Der Riss Europas
· Fjodor Lukjanow · ⏱ 2 Min · Quelle
Das gesamte vergangene Jahr war das Verhältnis zwischen Russland und der EU von äußerster Klarheit geprägt. Im November 2024 wurde die Abteilung für gesamteuropäische Zusammenarbeit des russischen Außenministeriums in die Abteilung für europäische Probleme umbenannt. Im Dezember trat die neue Europäische Kommission ihre Arbeit an, wobei der Posten des Chefdiplomaten an Kaja Kallas ging.

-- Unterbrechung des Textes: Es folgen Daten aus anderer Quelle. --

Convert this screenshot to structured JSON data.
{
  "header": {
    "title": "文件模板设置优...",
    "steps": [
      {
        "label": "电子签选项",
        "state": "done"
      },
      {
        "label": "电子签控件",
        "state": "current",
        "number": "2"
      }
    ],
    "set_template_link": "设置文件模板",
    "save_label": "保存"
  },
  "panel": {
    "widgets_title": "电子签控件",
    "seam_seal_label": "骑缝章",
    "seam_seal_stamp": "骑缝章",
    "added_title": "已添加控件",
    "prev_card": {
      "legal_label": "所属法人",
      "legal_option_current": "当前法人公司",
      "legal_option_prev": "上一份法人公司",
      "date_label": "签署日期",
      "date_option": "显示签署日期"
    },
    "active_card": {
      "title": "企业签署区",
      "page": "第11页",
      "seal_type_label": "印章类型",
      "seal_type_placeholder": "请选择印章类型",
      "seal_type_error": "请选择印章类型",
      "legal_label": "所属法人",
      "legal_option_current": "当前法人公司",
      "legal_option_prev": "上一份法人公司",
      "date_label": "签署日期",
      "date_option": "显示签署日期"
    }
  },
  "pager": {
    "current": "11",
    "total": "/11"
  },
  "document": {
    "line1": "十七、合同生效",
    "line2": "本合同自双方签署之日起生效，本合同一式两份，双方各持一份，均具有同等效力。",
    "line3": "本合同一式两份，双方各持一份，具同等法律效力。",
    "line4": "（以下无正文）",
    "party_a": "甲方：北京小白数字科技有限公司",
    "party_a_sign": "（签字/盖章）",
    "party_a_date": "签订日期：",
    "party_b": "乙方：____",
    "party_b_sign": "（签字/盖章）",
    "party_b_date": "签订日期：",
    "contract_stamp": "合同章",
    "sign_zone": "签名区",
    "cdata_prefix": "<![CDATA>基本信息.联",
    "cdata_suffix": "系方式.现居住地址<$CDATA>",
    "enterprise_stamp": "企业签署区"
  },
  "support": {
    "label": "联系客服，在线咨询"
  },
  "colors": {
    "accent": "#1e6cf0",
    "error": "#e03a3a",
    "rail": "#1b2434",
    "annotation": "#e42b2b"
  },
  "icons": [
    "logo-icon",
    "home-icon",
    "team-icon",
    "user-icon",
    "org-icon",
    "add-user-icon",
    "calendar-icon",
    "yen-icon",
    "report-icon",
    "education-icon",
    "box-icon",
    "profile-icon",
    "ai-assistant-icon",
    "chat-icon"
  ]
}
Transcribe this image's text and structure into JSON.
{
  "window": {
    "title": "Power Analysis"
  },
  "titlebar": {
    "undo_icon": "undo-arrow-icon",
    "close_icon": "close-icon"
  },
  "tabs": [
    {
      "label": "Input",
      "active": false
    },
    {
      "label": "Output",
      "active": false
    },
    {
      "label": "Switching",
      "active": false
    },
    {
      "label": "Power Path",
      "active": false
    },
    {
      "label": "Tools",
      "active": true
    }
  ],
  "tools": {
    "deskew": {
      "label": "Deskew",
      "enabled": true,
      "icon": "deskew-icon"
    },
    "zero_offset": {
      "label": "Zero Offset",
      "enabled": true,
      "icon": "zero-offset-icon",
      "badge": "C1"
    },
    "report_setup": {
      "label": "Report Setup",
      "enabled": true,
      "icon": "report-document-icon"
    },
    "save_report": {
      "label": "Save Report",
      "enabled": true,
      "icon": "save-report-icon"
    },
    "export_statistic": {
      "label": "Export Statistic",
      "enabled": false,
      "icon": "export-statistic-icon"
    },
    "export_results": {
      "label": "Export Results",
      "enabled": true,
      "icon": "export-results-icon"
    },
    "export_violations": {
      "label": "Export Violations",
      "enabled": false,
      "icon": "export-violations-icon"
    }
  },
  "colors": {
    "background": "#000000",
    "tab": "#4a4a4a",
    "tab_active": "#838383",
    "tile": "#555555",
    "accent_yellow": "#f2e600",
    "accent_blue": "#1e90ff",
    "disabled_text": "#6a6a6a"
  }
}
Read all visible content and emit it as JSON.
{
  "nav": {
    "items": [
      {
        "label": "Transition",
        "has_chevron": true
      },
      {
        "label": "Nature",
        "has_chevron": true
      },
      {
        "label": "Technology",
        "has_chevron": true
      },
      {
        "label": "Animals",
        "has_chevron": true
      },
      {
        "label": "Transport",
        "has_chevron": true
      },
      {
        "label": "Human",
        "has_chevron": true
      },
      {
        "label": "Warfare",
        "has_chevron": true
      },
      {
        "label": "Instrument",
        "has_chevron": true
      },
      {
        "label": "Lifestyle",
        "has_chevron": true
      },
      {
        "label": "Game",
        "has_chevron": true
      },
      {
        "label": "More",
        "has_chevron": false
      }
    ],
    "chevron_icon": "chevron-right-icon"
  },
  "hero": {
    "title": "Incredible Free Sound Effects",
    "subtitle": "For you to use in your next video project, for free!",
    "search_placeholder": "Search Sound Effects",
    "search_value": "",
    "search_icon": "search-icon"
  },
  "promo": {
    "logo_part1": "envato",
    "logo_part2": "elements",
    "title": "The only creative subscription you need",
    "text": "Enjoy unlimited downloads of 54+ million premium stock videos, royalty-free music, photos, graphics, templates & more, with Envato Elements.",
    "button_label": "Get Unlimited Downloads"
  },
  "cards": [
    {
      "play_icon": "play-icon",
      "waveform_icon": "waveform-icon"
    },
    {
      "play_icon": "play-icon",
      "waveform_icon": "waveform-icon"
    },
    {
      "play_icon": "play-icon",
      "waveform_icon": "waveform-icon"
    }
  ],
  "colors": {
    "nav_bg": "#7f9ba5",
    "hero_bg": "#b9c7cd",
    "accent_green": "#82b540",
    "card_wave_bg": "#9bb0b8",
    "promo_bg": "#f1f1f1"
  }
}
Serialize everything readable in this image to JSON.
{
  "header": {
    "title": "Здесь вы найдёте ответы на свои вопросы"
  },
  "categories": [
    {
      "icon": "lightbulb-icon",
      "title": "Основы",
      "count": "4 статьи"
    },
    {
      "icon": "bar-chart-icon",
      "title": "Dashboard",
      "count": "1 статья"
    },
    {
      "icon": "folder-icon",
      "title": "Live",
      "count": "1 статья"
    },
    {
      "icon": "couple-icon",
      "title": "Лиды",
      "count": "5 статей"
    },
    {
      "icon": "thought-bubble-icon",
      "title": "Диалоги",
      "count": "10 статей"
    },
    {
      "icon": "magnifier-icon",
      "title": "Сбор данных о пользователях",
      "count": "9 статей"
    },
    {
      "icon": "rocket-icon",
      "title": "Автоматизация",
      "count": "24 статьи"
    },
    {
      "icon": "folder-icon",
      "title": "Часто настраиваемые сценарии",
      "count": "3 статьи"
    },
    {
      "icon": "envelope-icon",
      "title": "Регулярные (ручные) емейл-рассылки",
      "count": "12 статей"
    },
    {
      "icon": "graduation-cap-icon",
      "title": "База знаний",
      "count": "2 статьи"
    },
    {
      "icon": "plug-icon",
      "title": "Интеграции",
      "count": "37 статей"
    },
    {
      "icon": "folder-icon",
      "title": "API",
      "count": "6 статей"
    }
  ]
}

In Moskau wurde der Wechsel des Namensschilds mit der Anpassung an die geopolitischen Realitäten erklärt - es gibt keine Zusammenarbeit mehr, nur noch Probleme. In Brüssel gab es noch nie einen außenpolitischen Sprecher mit einer so unversöhnlichen Haltung gegenüber Russland. Die eisige Hoffnungslosigkeit mit der EU fiel auf vor dem Hintergrund von Anzeichen einer Tauwetterperiode zwischen Russland und den USA. Am Ende des Jahres erreichten die Beziehungen fast den Punkt der Unumkehrbarkeit.
Sollte die EU die Entscheidung treffen, eingefrorene Vermögenswerte zu enteignen, würde die Chance auf praktische Beziehungen für Jahrzehnte geschlossen. Russland würde die Enteignung nicht unbeantwortet lassen, europäisches Eigentum gibt es hier reichlich. Das Ausmaß und die Komplexität der gegenseitigen rechtlichen Ansprüche in einem solchen Fall sind kaum vorstellbar. Dies würde sogar die kulturelle Zusammenarbeit zunichtemachen, die während des Kalten Krieges hilfreich war. Theatertourneen oder Museumsausstellungen würden zu Sicherungsmaßnahmen für Klagen. Man wagte es nicht zu konfiszieren - nicht aus dem Wunsch, eine Brücke zu Russland zu erhalten, sondern aus Angst vor den Folgen mit anderen Investoren.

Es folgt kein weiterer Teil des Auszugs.